Wildlife Accident Reporting System
Protecting B.C.'s Wildlife
Caribou, Kootenay Pass
The Wildlife Accident Reporting System (WARS) is a comprehensive program that began in 1978 to help mitigate wildlife-vehicle crashes on B.C.'s network of highways and roads. Hundreds of ministry employees and contractors are actively involved in monitoring wildlife incidents and developing solutions.
- WARS 2012 Dataset (PDF - December 2013)
Deer, elk and moose summaries by region and highway.
- WARS 1988-2007
- WARS 1983-2002
- WARS 1991-2000
Highway maintenance contractors identify and record the species and location of each animal killed on B.C.'s highways. This helps to identify where mitigation efforts are most needed.
Since 1993, about 4,700 wild animals have been reported killed on British Columbia highways each year. Over the last 10 years, about 80% of wildlife collisions involved deer. Bear-related vehicle collisions peak in September in the northern parts of the province and in October in the southern regions.
To make travel safer for motorists and to protect B.C.'s wildlife populations, the Province has reduced wildlife collisions through wildlife exclusion fencing, overpasses, underpasses and warning signs, located on rural highways.

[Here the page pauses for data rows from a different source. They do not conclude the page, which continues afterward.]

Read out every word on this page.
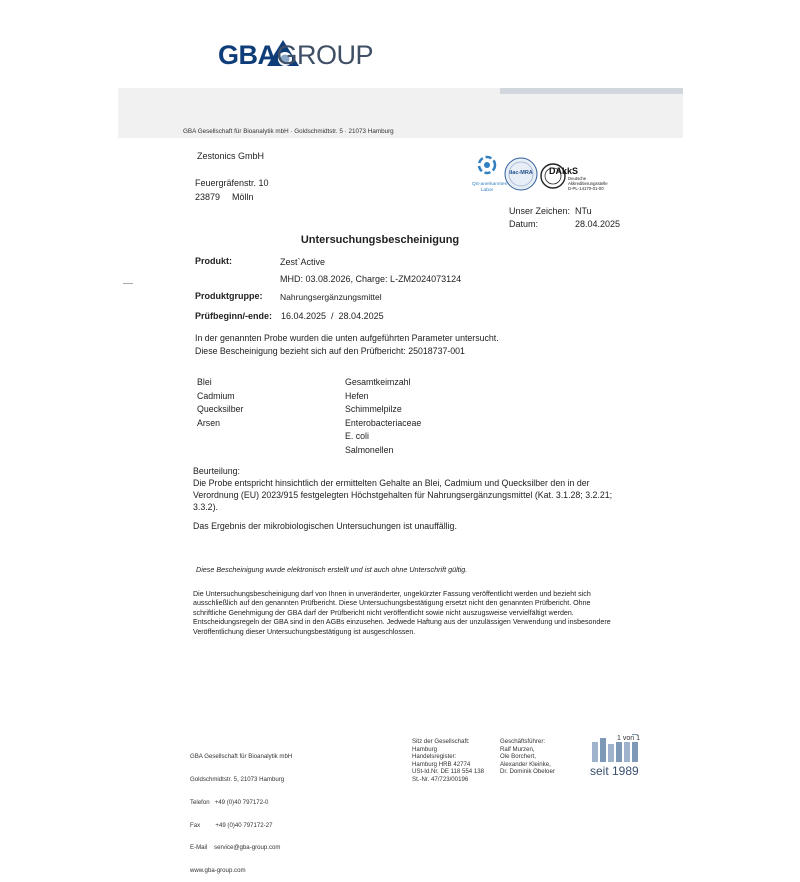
GBAGROUP
GBA Gesellschaft für Bioanalytik mbH · Goldschmidtstr. 5 · 21073 Hamburg
Zestonics GmbH
Feuergräfenstr. 10
23879 Mölln
QS-anerkanntes
Labor
ilac-MRA	DAkkS
Deutsche
Akkreditierungsstelle
D-PL-14170-01-00
Unser Zeichen: NTu
Datum:	28.04.2025
Untersuchungsbescheinigung
Produkt:	Zest`Active
MHD: 03.08.2026, Charge: L-ZM2024073124
Produktgruppe: Nahrungsergänzungsmittel
Prüfbeginn/-ende: 16.04.2025  /  28.04.2025
In der genannten Probe wurden die unten aufgeführten Parameter untersucht.
Diese Bescheinigung bezieht sich auf den Prüfbericht: 25018737-001
Blei
Cadmium
Quecksilber
Arsen
Gesamtkeimzahl
Hefen
Schimmelpilze
Enterobacteriaceae
E. coli
Salmonellen
Beurteilung:
Die Probe entspricht hinsichtlich der ermittelten Gehalte an Blei, Cadmium und Quecksilber den in der
Verordnung (EU) 2023/915 festgelegten Höchstgehalten für Nahrungsergänzungsmittel (Kat. 3.1.28; 3.2.21;
3.3.2).
Das Ergebnis der mikrobiologischen Untersuchungen ist unauffällig.
Diese Bescheinigung wurde elektronisch erstellt und ist auch ohne Unterschrift gültig.
Die Untersuchungsbescheinigung darf von Ihnen in unveränderter, ungekürzter Fassung veröffentlicht werden und bezieht sich
ausschließlich auf den genannten Prüfbericht. Diese Untersuchungsbestätigung ersetzt nicht den genannten Prüfbericht. Ohne
schriftliche Genehmigung der GBA darf der Prüfbericht nicht veröffentlicht sowie nicht auszugsweise vervielfältigt werden.
Entscheidungsregeln der GBA sind in den AGBs einzusehen. Jedwede Haftung aus der unzulässigen Verwendung und insbesondere
Veröffentlichung dieser Untersuchungsbestätigung ist ausgeschlossen.

GBA Gesellschaft für Bioanalytik mbH

Goldschmidtstr. 5, 21073 Hamburg

Telefon   +49 (0)40 797172-0

Fax         +49 (0)40 797172-27

E-Mail    service@gba-group.com

www.gba-group.com

Sitz der Gesellschaft:
Hamburg
Handelsregister:
Hamburg HRB 42774
USt-Id.Nr. DE 118 554 138
St.-Nr. 47/723/00196
Geschäftsführer:
Ralf Murzen,
Ole Borchert,
Alexander Kleinke,
Dr. Dominik Obeloer
1 von 1
seit 1989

So far, this program has contributed:
- Over 500 km of wildlife exclusion fencing
- 4 wildlife overpasses
- 29 large wildlife underpasses
- More than 70 small underpasses
- Approximately 1,200 species-specific wildlife warning signs, the most comprehensive inventory of wildlife warning signs in the world
Wildlife Exclusion Fencing, Highway 5
With over 500 kilometres installed, B.C. has more special fencing to protect wildlife than any other transportation agency in North America. The fencing is about 97% to 99% effective in reducing wildlife-related collisions when the fencing is installed on both sides of highway.